COMPMID-2244: Extend CLFuseBatchNormalization to support DepthwiseConvolution weights

Change-Id: I7d1907f35cc4899379073759be2f7cce24e51e9d
Signed-off-by: Manuel Bottini <manuel.bottini@arm.com>
Reviewed-on: https://review.mlplatform.org/c/1327
Reviewed-by: Gian Marco Iodice <gianmarco.iodice@arm.com>
Comments-Addressed: Arm Jenkins <bsgcomp@arm.com>
Tested-by: Arm Jenkins <bsgcomp@arm.com>
diff --git a/arm_compute/runtime/CL/functions/CLFuseBatchNormalization.h b/arm_compute/runtime/CL/functions/CLFuseBatchNormalization.h
index 4e7f1cb..50385d4 100644
--- a/arm_compute/runtime/CL/functions/CLFuseBatchNormalization.h
+++ b/arm_compute/runtime/CL/functions/CLFuseBatchNormalization.h
@@ -1,5 +1,5 @@
 /*
- * Copyright (c) 2018 ARM Limited.
+ * Copyright (c) 2018-2019 ARM Limited.
  *
  * SPDX-License-Identifier: MIT
  *
@@ -51,41 +51,43 @@
     ~CLFuseBatchNormalization() = default;
     /** Set the input and output tensors.
      *
-     * @param[in]  conv_weights  Convolution layer weights tensor. Data type supported: F16/F32
-     * @param[in]  bn_mean       Batch normalization layer mean tensor. Same as @p conv_weights
-     * @param[in]  bn_var        Batch normalization layer variance tensor. Same as @p conv_weights
-     * @param[out] fused_weights Output fused weights tensor. It can be a nullptr in case of in-place computation. Same as @p conv_weights
-     * @param[out] fused_bias    Output fused bias tensor. It can be a nullptr in case of in-place computation and conv_bias != nullptr. Same as @p conv_weights
-     * @param[in]  conv_bias     (Optional) Convolution layer bias tensor. It can be a nullptr in case the bias tensor is not required. Same as @p conv_weights
-     * @param[in]  bn_beta       (Optional) Batch normalization layer beta tensor. It can be a nullptr in case the beta tensor is not required. Same as @p conv_weights
+     * @param[in]  input_weights Input weights tensor for convolution or depthwise convolution layer. Data type supported: F16/F32. Data layout supported: NCHW, NHWC
+     * @param[in]  bn_mean       Batch normalization layer mean tensor. Same as @p input_weights
+     * @param[in]  bn_var        Batch normalization layer variance tensor. Same as @p input_weights
+     * @param[out] fused_weights Output fused weights tensor.

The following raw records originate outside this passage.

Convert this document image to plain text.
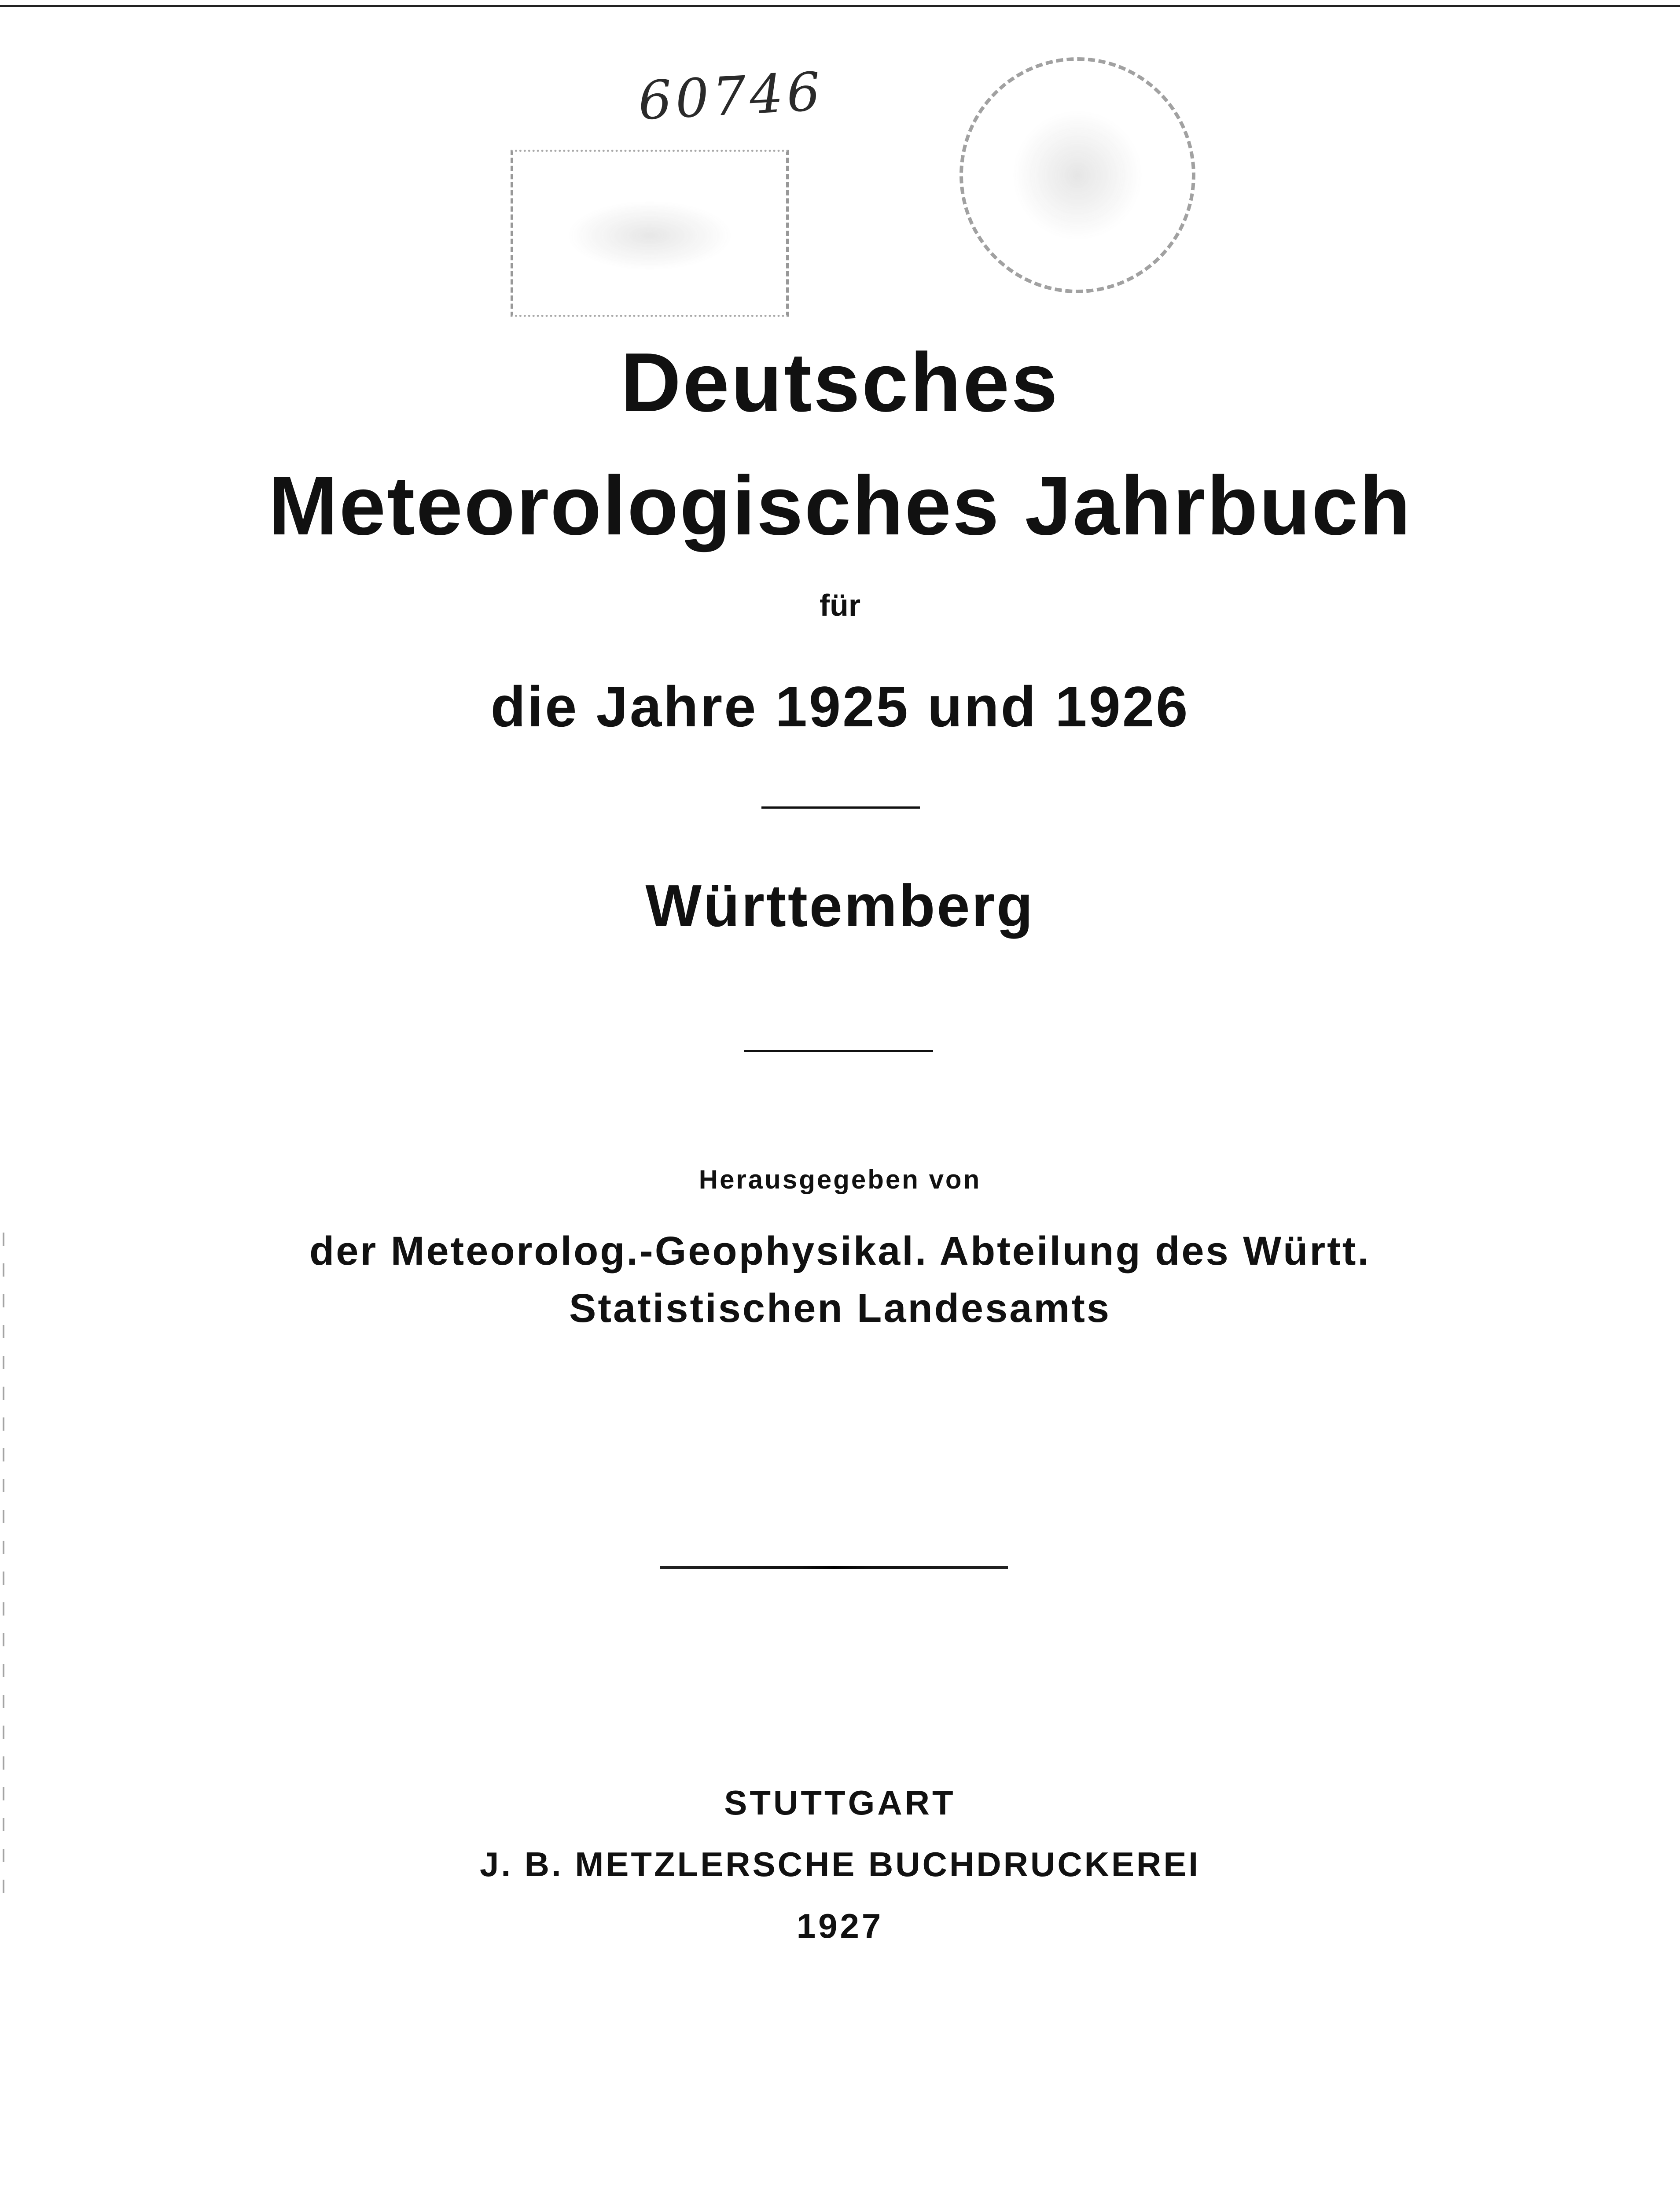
60746
Deutsches
Meteorologisches Jahrbuch
für
die Jahre 1925 und 1926
Württemberg
Herausgegeben von
der Meteorolog.-Geophysikal. Abteilung des Württ.
Statistischen Landesamts
STUTTGART
J. B. METZLERSCHE BUCHDRUCKEREI
1927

It can be a nullptr in case of in-place computation. Same as @p input_weights
+     * @param[out] fused_bias    Output fused bias tensor. It can be a nullptr in case of in-place computation and input_bias != nullptr. Same as @p input_weights
+     * @param[in]  input_bias    (Optional) Input bias tensor for convolution or depthwise convolution layer. It can be a nullptr in case the bias tensor is not required. Same as @p input_weights
+     * @param[in]  bn_beta       (Optional) Batch normalization layer beta tensor. It can be a nullptr in case the beta tensor is not required. Same as @p input_weights
      *                           @note if nullptr, bn_beta is set to 0.0
-     * @param[in]  bn_gamma      (Optional) Batch normalization layer gamma tensor. It can be a nullptr in case the gamma tensor is not required. Same as @p conv_weights
+     * @param[in]  bn_gamma      (Optional) Batch normalization layer gamma tensor. It can be a nullptr in case the gamma tensor is not required. Same as @p input_weights
      *                           @note if nullptr, bn_gamma is set to 1.0
      * @param[in]  epsilon       (Optional) Batch normalization layer epsilon parameter. Defaults to 0.001f.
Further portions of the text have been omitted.